Britain has announced the permanent deployment of two warships in the South China Sea amid growing tensions between the United States and China.
British Defense Minister Ben Wallace said in a joint press conference with his Japanese counterpart in Tokyo on Tuesday that, “The United Kingdom will permanently assign two ships in the region from later this year."
Wallace said the deployment would be after a strike group consisting of Queen Elizabeth aircraft carrier and escort ships sailed through waters in the South China Sea in September.
"In the coming months, the carrier strike group will visit Japan, heralding a new era for UK-Japan defense and security cooperation," the British defense minister added.
The Queen Elizabeth is being escorted by two destroyers, two frigates, two support vessels and ships from the United States and the Netherlands.
It will come to Japan through the South China Sea, parts of which are claimed by China and Southeast Asian countries, with stops in India, Singapore and South Korea.
In a statement on the deployment, a Pentagon spokesperson congratulated Britain for its "commitment to an inter-connected network of allies and partners, who mutually cooperate and support freedom of navigation and a rules-based order in the Indo-Pacific region."
The South China Sea is a gateway to major sea routes, through which about 3.4 trillion dollars’ worth of trade passes each year.
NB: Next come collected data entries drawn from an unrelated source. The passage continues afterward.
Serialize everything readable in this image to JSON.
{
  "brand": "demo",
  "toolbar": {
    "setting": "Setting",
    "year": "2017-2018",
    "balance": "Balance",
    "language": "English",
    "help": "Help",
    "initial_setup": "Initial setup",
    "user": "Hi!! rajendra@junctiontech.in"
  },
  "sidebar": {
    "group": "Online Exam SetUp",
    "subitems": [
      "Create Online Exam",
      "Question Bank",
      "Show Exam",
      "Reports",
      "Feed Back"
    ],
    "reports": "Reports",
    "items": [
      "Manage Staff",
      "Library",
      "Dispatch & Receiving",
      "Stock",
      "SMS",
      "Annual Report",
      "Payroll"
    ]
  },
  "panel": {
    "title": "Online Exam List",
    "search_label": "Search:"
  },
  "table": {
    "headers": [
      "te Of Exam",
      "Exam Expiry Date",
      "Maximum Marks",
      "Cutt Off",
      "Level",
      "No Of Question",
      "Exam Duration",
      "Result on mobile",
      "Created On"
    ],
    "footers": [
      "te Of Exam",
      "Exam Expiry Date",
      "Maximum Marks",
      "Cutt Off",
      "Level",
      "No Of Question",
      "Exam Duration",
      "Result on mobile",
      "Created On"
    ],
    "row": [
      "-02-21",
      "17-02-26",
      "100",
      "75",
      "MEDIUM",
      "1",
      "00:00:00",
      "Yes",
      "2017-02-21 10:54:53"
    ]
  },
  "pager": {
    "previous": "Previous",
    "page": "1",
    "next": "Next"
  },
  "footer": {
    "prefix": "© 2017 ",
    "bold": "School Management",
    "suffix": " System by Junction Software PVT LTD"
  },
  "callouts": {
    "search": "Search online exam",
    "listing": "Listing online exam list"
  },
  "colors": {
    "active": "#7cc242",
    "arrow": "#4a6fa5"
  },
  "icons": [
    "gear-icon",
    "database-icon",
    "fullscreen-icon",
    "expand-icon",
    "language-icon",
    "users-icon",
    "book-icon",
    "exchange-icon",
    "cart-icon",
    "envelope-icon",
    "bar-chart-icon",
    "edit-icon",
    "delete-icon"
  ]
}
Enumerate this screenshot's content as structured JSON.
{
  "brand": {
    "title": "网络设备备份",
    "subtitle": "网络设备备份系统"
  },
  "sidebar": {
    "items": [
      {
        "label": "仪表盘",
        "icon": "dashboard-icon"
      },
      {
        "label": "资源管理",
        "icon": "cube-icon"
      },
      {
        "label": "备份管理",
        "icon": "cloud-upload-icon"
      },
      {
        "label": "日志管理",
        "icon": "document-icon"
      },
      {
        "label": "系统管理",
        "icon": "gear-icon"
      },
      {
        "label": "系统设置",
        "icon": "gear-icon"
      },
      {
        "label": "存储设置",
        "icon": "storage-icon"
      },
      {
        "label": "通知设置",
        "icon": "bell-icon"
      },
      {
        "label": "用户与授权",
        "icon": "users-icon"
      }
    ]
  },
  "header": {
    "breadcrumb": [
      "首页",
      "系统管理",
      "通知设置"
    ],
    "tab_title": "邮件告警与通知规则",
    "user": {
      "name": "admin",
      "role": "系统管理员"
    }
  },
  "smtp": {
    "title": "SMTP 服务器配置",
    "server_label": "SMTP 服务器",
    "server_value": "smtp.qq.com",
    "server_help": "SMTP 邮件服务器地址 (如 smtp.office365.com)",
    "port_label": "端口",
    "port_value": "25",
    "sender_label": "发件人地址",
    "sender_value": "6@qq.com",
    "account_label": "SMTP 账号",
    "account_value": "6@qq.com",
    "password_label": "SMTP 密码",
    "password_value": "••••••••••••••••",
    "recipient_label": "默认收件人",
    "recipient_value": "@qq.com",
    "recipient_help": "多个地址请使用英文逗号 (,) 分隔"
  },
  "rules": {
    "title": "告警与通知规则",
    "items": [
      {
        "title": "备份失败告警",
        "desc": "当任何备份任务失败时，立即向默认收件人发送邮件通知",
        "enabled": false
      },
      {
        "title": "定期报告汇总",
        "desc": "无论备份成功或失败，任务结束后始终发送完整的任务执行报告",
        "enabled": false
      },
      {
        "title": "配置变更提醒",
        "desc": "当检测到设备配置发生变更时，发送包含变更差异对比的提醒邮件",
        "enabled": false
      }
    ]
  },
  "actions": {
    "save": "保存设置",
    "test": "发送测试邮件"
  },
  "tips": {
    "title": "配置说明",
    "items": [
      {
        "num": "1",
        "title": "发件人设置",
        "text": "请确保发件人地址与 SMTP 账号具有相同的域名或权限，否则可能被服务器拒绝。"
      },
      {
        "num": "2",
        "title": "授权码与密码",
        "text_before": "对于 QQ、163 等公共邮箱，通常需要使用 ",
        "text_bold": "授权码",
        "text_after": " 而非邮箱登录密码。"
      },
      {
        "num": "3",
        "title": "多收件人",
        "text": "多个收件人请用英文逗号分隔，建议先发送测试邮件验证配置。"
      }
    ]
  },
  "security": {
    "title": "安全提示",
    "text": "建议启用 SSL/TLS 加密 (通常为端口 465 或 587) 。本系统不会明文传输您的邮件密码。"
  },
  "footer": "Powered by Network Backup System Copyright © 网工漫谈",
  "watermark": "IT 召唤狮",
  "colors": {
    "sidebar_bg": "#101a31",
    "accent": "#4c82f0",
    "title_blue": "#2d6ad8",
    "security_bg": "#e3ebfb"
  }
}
China claims sovereignty over much of the strategic waterway and has since 2014 built artificial islands on reefs and installed military bases on them.
Vietnam, the Philippines, Malaysia, and Brunei have overlapping claims with China to parts of the sea.
The United States, which sides with Beijing’s rival claimants in the maritime dispute, routinely sends warships and warplanes to the South China Sea to assert what it calls its right to freedom of navigation, ratcheting up tensions among the regional countries.
China has constantly warned the US against its military activities in the sea, saying that potential close military encounters between the air and naval forces of the two countries in the region could trigger accidents.